The vulnerability CVE-2026-57918 in libnfs (up to version 6.0.2 before commit f0b109d) is an integer underflow (CWE-191) in the READ_IOVEC function of rpc_read_from_socket (lib/socket.c). It is triggered during a connection to a maliciously crafted NFS server when the expected PDU size is larger than the absolute PDU size indicated by the xid/record-marker, leading to an integer underflow condition. This can potentially impact confidentiality, integrity, and availability with high severity as per the CVSS 3.1 vector AV:N/AC:H/PR:N/UI:R/S:U/C:H/I:H/A:L.

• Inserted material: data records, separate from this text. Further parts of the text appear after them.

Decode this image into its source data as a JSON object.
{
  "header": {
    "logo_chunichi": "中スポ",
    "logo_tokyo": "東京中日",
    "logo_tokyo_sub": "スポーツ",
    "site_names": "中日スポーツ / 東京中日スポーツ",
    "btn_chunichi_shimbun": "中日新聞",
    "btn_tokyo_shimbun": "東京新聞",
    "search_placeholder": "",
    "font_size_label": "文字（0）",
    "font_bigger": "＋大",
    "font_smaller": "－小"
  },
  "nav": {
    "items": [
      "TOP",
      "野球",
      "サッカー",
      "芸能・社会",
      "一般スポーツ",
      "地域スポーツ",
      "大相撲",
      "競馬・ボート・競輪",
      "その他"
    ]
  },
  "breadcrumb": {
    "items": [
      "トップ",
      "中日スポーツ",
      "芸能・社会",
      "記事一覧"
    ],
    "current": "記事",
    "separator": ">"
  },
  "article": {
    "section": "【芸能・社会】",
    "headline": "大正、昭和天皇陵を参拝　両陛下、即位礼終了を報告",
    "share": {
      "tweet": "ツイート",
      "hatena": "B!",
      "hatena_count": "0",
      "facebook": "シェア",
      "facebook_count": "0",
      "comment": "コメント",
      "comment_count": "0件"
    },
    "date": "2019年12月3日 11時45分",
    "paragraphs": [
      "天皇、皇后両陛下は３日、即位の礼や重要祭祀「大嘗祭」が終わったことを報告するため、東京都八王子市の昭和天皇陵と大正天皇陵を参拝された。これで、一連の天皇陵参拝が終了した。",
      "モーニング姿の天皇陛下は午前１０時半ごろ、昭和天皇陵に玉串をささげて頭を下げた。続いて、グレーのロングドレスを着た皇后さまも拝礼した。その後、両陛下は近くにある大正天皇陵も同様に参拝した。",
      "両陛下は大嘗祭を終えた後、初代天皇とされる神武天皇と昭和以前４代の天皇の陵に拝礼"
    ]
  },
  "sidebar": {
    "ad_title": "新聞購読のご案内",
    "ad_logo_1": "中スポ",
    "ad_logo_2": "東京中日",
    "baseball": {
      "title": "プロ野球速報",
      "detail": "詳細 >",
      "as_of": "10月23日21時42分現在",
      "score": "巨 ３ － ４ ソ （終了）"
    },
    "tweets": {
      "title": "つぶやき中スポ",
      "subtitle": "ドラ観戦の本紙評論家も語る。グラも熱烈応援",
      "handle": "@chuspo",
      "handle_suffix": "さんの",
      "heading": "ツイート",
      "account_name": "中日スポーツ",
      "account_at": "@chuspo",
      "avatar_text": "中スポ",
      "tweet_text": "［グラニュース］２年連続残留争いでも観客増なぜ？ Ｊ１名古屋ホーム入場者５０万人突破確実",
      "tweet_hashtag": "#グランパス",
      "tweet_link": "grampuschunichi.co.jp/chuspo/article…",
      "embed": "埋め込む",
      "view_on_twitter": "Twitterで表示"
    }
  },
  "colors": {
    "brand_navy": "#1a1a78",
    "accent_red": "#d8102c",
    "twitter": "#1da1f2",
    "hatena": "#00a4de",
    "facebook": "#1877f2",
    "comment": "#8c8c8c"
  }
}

Successful exploitation of this integer underflow could lead to high impact on confidentiality and integrity, and a low impact on availability. The vulnerability could allow an attacker controlling an NFS server to cause unexpected behavior in the client, potentially leading to data compromise or corruption. However, exploitation requires user interaction (UI:R) and high attack complexity (AC:H).

Patch status is not yet confirmed — check the vendor advisory for current remediation guidance. No official fix or patch links are currently available. Users should monitor the vendor's announcements for updates and apply any forthcoming patches promptly. Until a fix is available, avoid connecting to untrusted or malicious NFS servers to reduce risk.